Exfiltrating GitHub Gists
snippetWhile GitHub claims you can download an archive of all your data, it turns out that archive does not include gists. Consider me unamused: That’s almost two decades’ worth of experiments, some of which retroactively turned into personal reference material. (Of course even back then I should have known better.)
While I should have been able to retrieve those gists via GitHub’s API, secret gists were not included in those responses (regardless of authentication). So I resorted to old-school scraping by dumping the following script into my browser’s developer console:
let user = "FND";
let pages = 33; // determined via manual binary search beforehand
let gists = [];
let parser = new DOMParser();
for(let i = 1; i <= pages; i++) {
let res = await fetch(`https://gist.github.com/${user}?page=${i}`, {
credentials: "include"
});
let html = await res.text();
let doc = parser.parseFromString(html, "text/html");
for(let gist of doc.querySelectorAll(".gist-snippet")) {
let desc = gist.querySelector(".f6.color-fg-muted + .f6.color-fg-muted");
let { href } = gist.querySelector("a.Link--muted");
gists.push({
url: href,
description: desc?.textContent.trim()
});
console.log(`gist #${gists.length}:`, href);
}
}
let el = document.createElement("textarea");
el.value = JSON.stringify(gists, null, 4);
document.body.prepend(el);(Remember when GitHub cared about markup? Not to mention code quality in general, or even users… )

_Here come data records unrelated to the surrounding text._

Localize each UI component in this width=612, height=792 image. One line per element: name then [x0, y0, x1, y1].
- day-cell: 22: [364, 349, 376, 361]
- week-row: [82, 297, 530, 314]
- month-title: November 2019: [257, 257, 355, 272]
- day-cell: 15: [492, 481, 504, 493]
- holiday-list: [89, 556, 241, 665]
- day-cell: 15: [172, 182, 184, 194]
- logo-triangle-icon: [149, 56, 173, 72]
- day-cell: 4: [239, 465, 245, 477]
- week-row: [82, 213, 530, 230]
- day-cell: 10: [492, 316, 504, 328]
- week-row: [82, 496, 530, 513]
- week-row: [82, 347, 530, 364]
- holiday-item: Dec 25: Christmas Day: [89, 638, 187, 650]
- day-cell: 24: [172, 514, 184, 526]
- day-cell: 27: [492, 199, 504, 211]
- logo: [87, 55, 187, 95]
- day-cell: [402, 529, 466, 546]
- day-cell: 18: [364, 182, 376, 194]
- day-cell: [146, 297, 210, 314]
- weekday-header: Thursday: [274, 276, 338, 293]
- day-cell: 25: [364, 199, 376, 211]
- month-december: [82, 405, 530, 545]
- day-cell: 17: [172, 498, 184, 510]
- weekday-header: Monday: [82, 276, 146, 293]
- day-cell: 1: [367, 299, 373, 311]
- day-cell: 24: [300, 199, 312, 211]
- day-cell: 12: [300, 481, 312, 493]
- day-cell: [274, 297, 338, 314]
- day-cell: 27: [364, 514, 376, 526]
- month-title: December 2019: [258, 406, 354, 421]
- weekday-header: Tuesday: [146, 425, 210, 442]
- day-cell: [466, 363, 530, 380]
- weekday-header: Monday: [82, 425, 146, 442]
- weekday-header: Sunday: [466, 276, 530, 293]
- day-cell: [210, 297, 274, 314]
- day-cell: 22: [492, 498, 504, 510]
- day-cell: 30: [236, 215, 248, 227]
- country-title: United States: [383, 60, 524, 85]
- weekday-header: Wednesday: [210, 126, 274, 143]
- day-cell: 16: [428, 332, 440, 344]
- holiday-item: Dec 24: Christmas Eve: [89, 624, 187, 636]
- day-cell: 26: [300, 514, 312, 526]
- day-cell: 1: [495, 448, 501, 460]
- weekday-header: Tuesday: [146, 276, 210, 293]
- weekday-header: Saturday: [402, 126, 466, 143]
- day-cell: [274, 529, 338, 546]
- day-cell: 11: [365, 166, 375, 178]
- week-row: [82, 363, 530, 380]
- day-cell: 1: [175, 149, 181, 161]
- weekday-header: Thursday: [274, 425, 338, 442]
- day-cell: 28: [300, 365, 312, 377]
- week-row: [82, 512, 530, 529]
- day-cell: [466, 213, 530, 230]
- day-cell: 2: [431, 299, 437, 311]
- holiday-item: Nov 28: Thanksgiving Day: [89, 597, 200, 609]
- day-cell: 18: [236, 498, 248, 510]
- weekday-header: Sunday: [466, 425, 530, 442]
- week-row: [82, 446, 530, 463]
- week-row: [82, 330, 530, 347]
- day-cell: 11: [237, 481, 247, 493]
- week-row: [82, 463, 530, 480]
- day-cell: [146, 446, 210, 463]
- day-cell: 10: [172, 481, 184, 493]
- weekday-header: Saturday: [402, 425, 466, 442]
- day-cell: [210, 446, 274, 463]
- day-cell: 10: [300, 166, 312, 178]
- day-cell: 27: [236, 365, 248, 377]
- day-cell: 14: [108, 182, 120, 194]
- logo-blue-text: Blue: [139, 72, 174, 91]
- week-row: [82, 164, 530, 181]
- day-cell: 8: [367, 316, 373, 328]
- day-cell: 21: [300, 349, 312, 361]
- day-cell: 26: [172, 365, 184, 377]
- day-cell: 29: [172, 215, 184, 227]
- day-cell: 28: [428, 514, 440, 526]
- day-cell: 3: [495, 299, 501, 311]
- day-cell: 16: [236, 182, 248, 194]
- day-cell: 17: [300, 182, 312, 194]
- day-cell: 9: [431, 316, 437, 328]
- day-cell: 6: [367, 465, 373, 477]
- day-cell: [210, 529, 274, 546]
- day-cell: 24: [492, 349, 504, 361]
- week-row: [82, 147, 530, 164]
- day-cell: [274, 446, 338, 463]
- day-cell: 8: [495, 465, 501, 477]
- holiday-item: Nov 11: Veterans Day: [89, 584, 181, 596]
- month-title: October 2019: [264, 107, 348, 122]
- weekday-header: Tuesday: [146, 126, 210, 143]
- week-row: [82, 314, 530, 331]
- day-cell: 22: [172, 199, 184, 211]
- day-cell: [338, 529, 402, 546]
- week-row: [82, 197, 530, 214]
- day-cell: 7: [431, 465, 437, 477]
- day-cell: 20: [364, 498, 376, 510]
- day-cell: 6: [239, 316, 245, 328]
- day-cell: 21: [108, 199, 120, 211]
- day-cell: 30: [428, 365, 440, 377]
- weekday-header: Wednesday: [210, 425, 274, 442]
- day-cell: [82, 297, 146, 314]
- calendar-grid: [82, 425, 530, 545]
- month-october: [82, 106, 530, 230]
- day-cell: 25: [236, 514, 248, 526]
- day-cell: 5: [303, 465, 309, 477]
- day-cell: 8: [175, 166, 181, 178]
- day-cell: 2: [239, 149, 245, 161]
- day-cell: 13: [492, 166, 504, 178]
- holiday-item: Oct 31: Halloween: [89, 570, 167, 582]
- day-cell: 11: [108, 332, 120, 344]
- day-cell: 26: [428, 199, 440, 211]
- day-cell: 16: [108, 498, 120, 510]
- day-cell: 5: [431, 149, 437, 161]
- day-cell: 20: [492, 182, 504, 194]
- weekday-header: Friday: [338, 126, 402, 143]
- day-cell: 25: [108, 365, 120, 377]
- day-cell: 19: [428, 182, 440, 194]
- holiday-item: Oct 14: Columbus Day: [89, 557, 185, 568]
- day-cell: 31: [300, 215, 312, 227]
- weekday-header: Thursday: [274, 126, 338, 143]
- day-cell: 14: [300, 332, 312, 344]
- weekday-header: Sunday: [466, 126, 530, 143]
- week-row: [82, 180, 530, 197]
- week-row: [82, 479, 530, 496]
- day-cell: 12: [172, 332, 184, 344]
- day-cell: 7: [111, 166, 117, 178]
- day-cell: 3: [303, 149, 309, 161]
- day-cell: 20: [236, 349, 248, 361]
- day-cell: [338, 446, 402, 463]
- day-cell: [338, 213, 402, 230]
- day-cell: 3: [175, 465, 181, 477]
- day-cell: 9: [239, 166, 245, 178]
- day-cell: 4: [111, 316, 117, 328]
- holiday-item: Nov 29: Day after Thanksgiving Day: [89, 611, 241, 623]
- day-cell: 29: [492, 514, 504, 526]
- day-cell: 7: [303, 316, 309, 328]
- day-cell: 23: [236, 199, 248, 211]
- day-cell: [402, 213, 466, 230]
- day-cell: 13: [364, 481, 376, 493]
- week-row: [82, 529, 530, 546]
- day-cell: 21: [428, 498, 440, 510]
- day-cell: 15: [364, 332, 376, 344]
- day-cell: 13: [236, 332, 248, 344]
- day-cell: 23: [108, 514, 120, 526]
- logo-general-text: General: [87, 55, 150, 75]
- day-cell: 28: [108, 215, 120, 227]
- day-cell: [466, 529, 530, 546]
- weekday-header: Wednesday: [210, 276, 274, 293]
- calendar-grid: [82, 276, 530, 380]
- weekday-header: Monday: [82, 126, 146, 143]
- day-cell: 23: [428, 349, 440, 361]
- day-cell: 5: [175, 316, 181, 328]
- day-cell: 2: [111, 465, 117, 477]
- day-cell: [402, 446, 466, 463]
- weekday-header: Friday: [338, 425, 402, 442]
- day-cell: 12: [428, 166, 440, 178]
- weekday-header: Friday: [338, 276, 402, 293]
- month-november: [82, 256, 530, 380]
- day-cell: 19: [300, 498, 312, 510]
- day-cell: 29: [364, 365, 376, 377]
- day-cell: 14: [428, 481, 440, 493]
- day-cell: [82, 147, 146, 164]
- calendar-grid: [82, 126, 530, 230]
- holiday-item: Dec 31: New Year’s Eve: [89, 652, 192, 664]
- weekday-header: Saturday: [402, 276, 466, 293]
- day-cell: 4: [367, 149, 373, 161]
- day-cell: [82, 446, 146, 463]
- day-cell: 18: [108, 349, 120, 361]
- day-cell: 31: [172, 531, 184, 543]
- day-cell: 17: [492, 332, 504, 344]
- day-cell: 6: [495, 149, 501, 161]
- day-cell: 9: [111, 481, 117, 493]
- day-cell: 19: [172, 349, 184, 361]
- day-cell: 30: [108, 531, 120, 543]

This inserted a <textarea> at the top of the page containing URLs and
descriptions of all my gists. I then proceeded to store that metadata in a JSON
file within a newly created directory.
After manually (yay Vim) extracting URLs into a line-based text file, I piped those into a simple shell script to sequentially clone each repository:
while read url; do \
git clone "$url"; \
sleep 5; \
done < gists.txtAbout half an hour later, I had downloaded all my gists into the aforementioned directory: 50 MB total, compressed into a 9 MB tarball.